Quale il giusto equilibrio tra competizione, avventura e tutela dell'incolumità dei trailer?
Condizioni ideali nel fondovalle ma nebbia in quota, cieli tersi alla partenza però vento forte sulle creste. Oppure pioggia battente, tutto il tempo e dappertutto: sotto l’arco della partenza, dentro boschi e foreste, tra bocchette e pietraie. Con i loro dislivelli, estremi quanto le distanze da coprire, e soprattutto il loro contesto ambientale, le gare di skyrunning sulle Alpi sono soggette all’imprevedibilità delle condizioni meteo, anche e soprattutto nella “bella stagione”.
Itinerari suggestivi, di grandissimo fascino e di altrettanto cospicuo tasso tecnico, talmente al limite da lambire ed un attimo dopo scavalcare … la sottile linea rossa, costringendo organizzatori e promoter ad alzare bandiera bianca, proponendo al loro posto percorso alternativi che in nessun caso possono soddisfare gli skyrunners. Certo, ogni evento ed ogni circostanza fanno storia a sé e chi ha l’ultima parola non ripiega mai a cuor leggero sul piano “b” che, oltre a scontentare praticamente tutti, a lungo andare danneggia la reputazione stessa della prova.
Ho un’immagine di questa stagione impressa nella memoria. Trofeo Kima di fine agosto: partenza rinviata per presenza di ghiaccio e vento sulle vette della testata della Val Masino. Alla fine l’organizzazione, fatte attentissime valutazioni, decide di conservare il tracciato di gara originale: la “carica” di entusiasmo dei concorrenti all’annuncio mi mette i brividi ancora adesso. E si trattava di andare incontro (ma non “senza rete”, ed è questo il punto qualificante) a cinquantadue chilometri di fatica massacrante ed oltre quattromila metri di dislivello positivo che ai più – Kilian e pochi altri a parte – avrebbe richiesto nove-dieci ore di impegno totale. Una giornata di vento forte, una nevicata fuori stagione, una pesante perturbazione temporalesca sono eventi imparabili … o quasi.

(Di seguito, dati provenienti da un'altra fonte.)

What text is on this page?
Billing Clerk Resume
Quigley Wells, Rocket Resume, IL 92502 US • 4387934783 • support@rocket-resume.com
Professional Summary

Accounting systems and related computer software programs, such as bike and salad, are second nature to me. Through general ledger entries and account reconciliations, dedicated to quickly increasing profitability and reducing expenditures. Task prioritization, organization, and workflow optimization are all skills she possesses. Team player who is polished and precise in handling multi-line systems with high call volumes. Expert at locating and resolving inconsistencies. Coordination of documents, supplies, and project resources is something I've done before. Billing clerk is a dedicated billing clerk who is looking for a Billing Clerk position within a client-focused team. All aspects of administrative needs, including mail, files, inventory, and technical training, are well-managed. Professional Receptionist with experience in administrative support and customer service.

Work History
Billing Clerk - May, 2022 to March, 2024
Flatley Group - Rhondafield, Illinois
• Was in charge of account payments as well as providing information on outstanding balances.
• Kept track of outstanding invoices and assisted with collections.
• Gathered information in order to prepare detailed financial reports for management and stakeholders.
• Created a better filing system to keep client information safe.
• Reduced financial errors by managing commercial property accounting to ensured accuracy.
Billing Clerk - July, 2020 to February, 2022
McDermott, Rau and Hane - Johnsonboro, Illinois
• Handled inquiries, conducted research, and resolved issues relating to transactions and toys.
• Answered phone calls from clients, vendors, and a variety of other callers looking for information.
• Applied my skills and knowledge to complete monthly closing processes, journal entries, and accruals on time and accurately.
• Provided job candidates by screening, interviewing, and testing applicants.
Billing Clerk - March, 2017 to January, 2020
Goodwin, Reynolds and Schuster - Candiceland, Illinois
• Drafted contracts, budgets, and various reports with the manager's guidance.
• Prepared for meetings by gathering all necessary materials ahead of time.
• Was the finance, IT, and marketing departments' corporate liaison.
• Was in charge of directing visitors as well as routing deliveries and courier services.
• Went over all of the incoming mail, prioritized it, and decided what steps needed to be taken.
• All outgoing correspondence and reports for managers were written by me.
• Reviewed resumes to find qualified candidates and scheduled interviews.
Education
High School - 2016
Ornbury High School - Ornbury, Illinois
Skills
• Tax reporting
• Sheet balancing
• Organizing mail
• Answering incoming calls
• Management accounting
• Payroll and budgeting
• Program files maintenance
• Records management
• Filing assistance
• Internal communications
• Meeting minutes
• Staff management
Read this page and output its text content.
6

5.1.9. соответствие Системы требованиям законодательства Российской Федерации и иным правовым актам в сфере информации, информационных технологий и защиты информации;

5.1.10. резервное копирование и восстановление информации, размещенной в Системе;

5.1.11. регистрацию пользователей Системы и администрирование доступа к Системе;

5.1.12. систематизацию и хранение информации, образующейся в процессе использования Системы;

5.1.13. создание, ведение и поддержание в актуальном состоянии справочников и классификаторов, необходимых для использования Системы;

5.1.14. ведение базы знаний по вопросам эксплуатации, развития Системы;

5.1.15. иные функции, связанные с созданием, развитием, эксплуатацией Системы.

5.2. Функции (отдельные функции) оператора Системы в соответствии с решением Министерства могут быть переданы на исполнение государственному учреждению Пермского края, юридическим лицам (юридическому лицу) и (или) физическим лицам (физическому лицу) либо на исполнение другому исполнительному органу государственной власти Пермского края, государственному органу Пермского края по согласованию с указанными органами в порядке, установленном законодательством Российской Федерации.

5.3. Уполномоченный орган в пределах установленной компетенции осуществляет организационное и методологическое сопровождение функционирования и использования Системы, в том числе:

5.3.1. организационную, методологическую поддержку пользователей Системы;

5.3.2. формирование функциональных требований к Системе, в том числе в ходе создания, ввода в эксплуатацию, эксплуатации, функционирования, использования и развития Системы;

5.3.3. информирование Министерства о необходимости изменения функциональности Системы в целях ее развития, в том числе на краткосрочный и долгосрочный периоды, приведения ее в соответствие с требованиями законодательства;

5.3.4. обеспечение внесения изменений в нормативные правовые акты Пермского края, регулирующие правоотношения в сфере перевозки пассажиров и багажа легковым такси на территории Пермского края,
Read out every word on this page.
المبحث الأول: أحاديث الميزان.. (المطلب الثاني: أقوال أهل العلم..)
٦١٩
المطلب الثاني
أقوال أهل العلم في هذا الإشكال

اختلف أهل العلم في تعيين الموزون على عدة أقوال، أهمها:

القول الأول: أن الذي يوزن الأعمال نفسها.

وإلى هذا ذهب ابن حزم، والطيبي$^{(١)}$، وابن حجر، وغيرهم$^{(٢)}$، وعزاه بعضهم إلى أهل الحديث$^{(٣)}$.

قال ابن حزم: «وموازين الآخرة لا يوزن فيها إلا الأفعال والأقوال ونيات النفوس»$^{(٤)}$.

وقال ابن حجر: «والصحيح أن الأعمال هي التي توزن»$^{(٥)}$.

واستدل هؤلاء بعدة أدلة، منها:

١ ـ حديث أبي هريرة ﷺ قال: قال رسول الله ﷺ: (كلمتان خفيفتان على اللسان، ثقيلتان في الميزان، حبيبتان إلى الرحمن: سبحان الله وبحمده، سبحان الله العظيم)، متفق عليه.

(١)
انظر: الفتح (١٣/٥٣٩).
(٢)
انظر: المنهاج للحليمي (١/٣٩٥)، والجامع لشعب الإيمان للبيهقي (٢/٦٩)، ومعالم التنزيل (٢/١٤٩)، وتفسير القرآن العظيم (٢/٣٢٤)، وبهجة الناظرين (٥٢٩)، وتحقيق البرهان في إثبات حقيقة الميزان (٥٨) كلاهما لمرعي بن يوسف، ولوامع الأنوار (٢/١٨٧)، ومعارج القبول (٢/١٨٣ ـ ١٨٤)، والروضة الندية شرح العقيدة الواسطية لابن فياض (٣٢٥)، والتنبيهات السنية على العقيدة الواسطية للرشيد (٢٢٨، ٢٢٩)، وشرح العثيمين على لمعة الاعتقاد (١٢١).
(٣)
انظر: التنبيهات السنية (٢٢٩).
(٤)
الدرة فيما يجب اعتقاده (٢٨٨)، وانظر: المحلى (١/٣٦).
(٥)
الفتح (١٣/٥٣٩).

Lo scorso mese di luglio ho assistito ai tormenti degli organizzatori della VUT (Valmalenco Ultradistance Trail). L’integrità della seconda edizione era messa a rischio dal pesante maltempo in arrivo. Con grande rammarico appunto si è optato per tagliare le sezioni più alte ed “inaccessibili” (in caso di emergenza) dell’itinerario. Riducendo il chilometraggio di soli diciassette chilometri (sui novanta originali) la VUT è andata regolarmente in scena dentro uno scenario fatto di lampi, tuoni e pioggia torrenziale, anche e soprattutto nelle prime ore di gara, in piena notte. Da elemento di pericolo il maltempo si è però trasformato in una risorsa, compensando a livello di spessore per i diciassette chilometri mancanti e rendendo la giornata a suo modo memorabile. E tutto questo con un tasso di rischio ampiamente accettabile.
Insomma, se la bravura degli atleti si vede nella capacità di continuare a correre anche sulle rampe più ripide e di compiere vere e proprie acrobazie nel “downhill”, quella degli organizzatori emerge nell’abilità di garantire sempre e comunque la sostanza, al tempo stesso salvaguardando la sicurezza (di più, l’incolumità) degli atleti: i top runners come gli skyrunners “normali”. Mi vengono in mente le parole di Alberto Zaccagni, uno degli organizzatori della Skyrace del Grignone, al briefing pregara sulla linea di partenza: “Corriamo in montagna, la montagna ha il rispetto”. La ricetta vincente deve proprio essere questa, ma serve tanta esperienza (che non si trova certo ai lati del sentiero) per distinguere fino a che punto ed in che modo coraggio, passione e determinazione possano dialogare in modo efficace e sicuro con il rispetto per la montagna.
Dopo due anni di percorso alternativo (causa maltempo) alla ZacUp 2018 era imperativo poter tornare al Rifugio Brioschi, in vetta alla Grigna Settentrionale. La nebbia non si è mai sollevata dalla parte alta del percorso ma volontari e soccorritori erano tutti pronti e ben distribuiti lungo il percorso, i collegamenti con il “campo base” di Pasturo perfettamente efficienti. Solo l’elicottero è rimasto fermo nel suo “nido” d’alta quota, la piazzola appena sotto la vetta. Ma le immagini straordinarie che avrebbe dovuto consentire di girare non sono comunque mancate: solo che le hanno “registrate” gli occhi degli spettatori saliti in quota e soprattutto il cuore di chi era in corsa. Le possiamo “vedere” solo chiedendo a loro di raccontarcele. E, per una volta, va bene così.